We talked about the role of cities earlier. One of the big issues with inequality, which is very vivid right now in the valley and in San Francisco, is can you literally afford to live someplace? It’s like this stupid Prop. 13 thing we have in California. If you’re an old homeowner you pay no property taxes, if you’re a new homeowner you get completely drilled. It presumably should be the other way around, but politically, it got corrupted and it got wired up the wrong way. Rents in San Francisco [have] doubled in the last five years, which is just complete lunacy. In Detroit, you can buy a house for $100. In the valley, it’s hard to buy a house for less than $2 million. It’s just complete lunacy. Half of the people in Detroit should move to the valley and can’t. It’s just nuts.
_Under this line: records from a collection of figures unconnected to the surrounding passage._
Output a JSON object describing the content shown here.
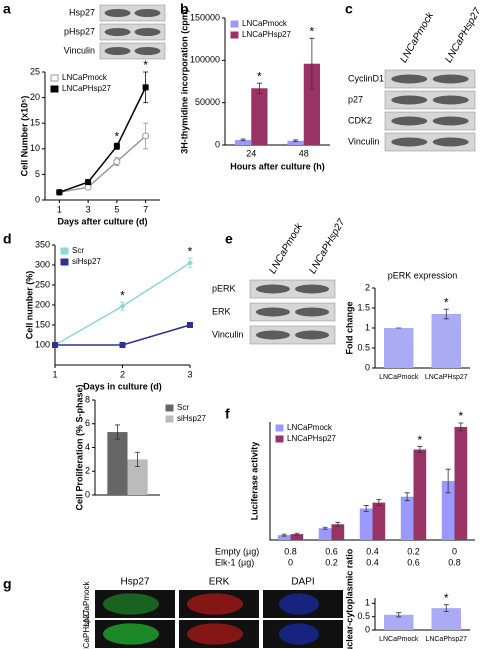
{
  "panel_labels": [
    "a",
    "b",
    "c",
    "d",
    "e",
    "f",
    "g"
  ],
  "blots": [
    {
      "rows": [
        "Hsp27",
        "pHsp27",
        "Vinculin"
      ]
    },
    {
      "columns": [
        "LNCaPmock",
        "LNCaPHsp27"
      ],
      "rows": [
        "CyclinD1",
        "p27",
        "CDK2",
        "Vinculin"
      ]
    },
    {
      "columns": [
        "LNCaPmock",
        "LNCaPHsp27"
      ],
      "rows": [
        "pERK",
        "ERK",
        "Vinculin"
      ]
    }
  ],
  "micrographs": {
    "columns": [
      "Hsp27",
      "ERK",
      "DAPI"
    ],
    "rows": [
      "LNCaPmock",
      "LNCaPHsp27"
    ]
  },
  "chart_data": [
    {
      "type": "line",
      "ylabel": "Cell Number (x10⁵)",
      "xlabel": "Days after culture (d)",
      "x": [
        1,
        3,
        5,
        7
      ],
      "xlim": [
        0,
        8
      ],
      "xticks": [
        1,
        3,
        5,
        7
      ],
      "ylim": [
        0,
        25
      ],
      "yticks": [
        0,
        5,
        10,
        15,
        20,
        25
      ],
      "legend": "upper left",
      "series": [
        {
          "name": "LNCaPmock",
          "color": "#999999",
          "marker": "open-circle",
          "values": [
            1.5,
            2.5,
            7.5,
            12.5
          ],
          "errors": [
            0.2,
            0.3,
            0.8,
            2.5
          ]
        },
        {
          "name": "LNCaPHsp27",
          "color": "#000000",
          "marker": "square",
          "values": [
            1.5,
            3.5,
            10.5,
            22
          ],
          "errors": [
            0.2,
            0.3,
            0.6,
            3
          ]
        }
      ],
      "annotations": [
        {
          "text": "*",
          "x": 5
        },
        {
          "text": "*",
          "x": 7
        }
      ]
    },
    {
      "type": "bar",
      "ylabel": "3H-thymidine incorporation (cpm)",
      "xlabel": "Hours after culture (h)",
      "categories": [
        "24",
        "48"
      ],
      "ylim": [
        0,
        150000
      ],
      "yticks": [
        0,
        50000,
        100000,
        150000
      ],
      "legend": "upper left",
      "series": [
        {
          "name": "LNCaPmock",
          "color": "#9999ff",
          "values": [
            6000,
            5000
          ],
          "errors": [
            1000,
            1000
          ]
        },
        {
          "name": "LNCaPHsp27",
          "color": "#993366",
          "values": [
            67000,
            96000
          ],
          "errors": [
            6000,
            30000
          ]
        }
      ],
      "annotations": [
        {
          "text": "*",
          "index": 0
        },
        {
          "text": "*",
          "index": 1
        }
      ]
    },
    {
      "type": "line",
      "ylabel": "Cell number (%)",
      "xlabel": "Days in culture (d)",
      "x": [
        1,
        2,
        3
      ],
      "xlim": [
        1,
        3
      ],
      "xticks": [
        1,
        2,
        3
      ],
      "ylim": [
        50,
        350
      ],
      "yticks": [
        100,
        150,
        200,
        250,
        300,
        350
      ],
      "legend": "upper left",
      "series": [
        {
          "name": "Scr",
          "color": "#8fd8d8",
          "marker": "diamond",
          "values": [
            100,
            197,
            305
          ],
          "errors": [
            0,
            10,
            12
          ]
        },
        {
          "name": "siHsp27",
          "color": "#2e3192",
          "marker": "square",
          "values": [
            100,
            100,
            150
          ],
          "errors": [
            0,
            5,
            6
          ]
        }
      ],
      "annotations": [
        {
          "text": "*",
          "x": 2
        },
        {
          "text": "*",
          "x": 3
        }
      ]
    },
    {
      "type": "bar",
      "ylabel": "Cell Proliferation (% S-phase)",
      "categories": [
        null
      ],
      "ylim": [
        0,
        8
      ],
      "yticks": [
        0,
        2,
        4,
        6,
        8
      ],
      "legend": "right",
      "series": [
        {
          "name": "Scr",
          "color": "#666666",
          "values": [
            5.3
          ],
          "errors": [
            0.6
          ]
        },
        {
          "name": "siHsp27",
          "color": "#bbbbbb",
          "values": [
            3.0
          ],
          "errors": [
            0.6
          ]
        }
      ]
    },
    {
      "type": "bar",
      "title": "pERK expression",
      "ylabel": "Fold change",
      "categories": [
        "LNCaPmock",
        "LNCaPHsp27"
      ],
      "values": [
        1,
        1.35
      ],
      "errors": [
        0,
        0.12
      ],
      "color": "#aaaaf5",
      "ylim": [
        0,
        2
      ],
      "yticks": [
        0,
        0.5,
        1,
        1.5,
        2
      ],
      "annotations": [
        {
          "text": "*",
          "index": 1
        }
      ]
    },
    {
      "type": "bar",
      "ylabel": "Luciferase activity",
      "categories": [
        null,
        null,
        null,
        null,
        null
      ],
      "ylim": [
        0,
        12
      ],
      "legend": "upper left",
      "series": [
        {
          "name": "LNCaPmock",
          "color": "#9999ff",
          "values": [
            0.5,
            1.2,
            3.2,
            4.4,
            6.0
          ],
          "errors": [
            0.1,
            0.1,
            0.3,
            0.4,
            1.2
          ]
        },
        {
          "name": "LNCaPHsp27",
          "color": "#993366",
          "values": [
            0.6,
            1.6,
            3.8,
            9.2,
            11.5
          ],
          "errors": [
            0.1,
            0.2,
            0.3,
            0.3,
            0.4
          ]
        }
      ],
      "x_table": [
        {
          "label": "Empty (µg)",
          "values": [
            0.8,
            0.6,
            0.4,
            0.2,
            0
          ]
        },
        {
          "label": "Elk-1 (µg)",
          "values": [
            0,
            0.2,
            0.4,
            0.6,
            0.8
          ]
        }
      ],
      "annotations": [
        {
          "text": "*",
          "index": 3
        },
        {
          "text": "*",
          "index": 4
        }
      ]
    },
    {
      "type": "bar",
      "ylabel": "ERK nuclear-cytoplasmic ratio",
      "categories": [
        "LNCaPmock",
        "LNCaPhsp27"
      ],
      "values": [
        0.57,
        0.82
      ],
      "errors": [
        0.08,
        0.13
      ],
      "color": "#aaaaf5",
      "ylim": [
        0,
        1.2
      ],
      "yticks": [
        0,
        0.5,
        1
      ],
      "annotations": [
        {
          "text": "*",
          "index": 1
        }
      ]
    }
  ]
}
Then it’s like, “Okay, smart guy: internet, the phone, video conferencing, telepresence, VR, AR, collaboration, Slack, GitHub, Asana, all of these things.” Seriously? The joke in the valley is, “Help wanted. Programmer / designer wanted for state-of-the-art Silicon Valley telepresence software company making collaborative work easy across geography and time zone. Must be willing to relocate to San Francisco.” It’s just nuts.
Stage one, I think, would get transportation to be something where if an hour in the car is actually pleasurable, it’s one of the best parts of the day as opposed to one of the worst parts of your day. That would help a lot. Because then you could live south of San Jose and not kill yourself trying to commute to Redwood City. That’s one. But the other would be go after telepresence. I think telepresence, ultimately, is the answer. Because you just have computer-mediated communication, which is just exactly like you and I are in the room together. The way I think about it is, that’s the one-two punch to solve all of this real estate-related nonsense. We can’t technologically fix real estate, but we can make it less necessary.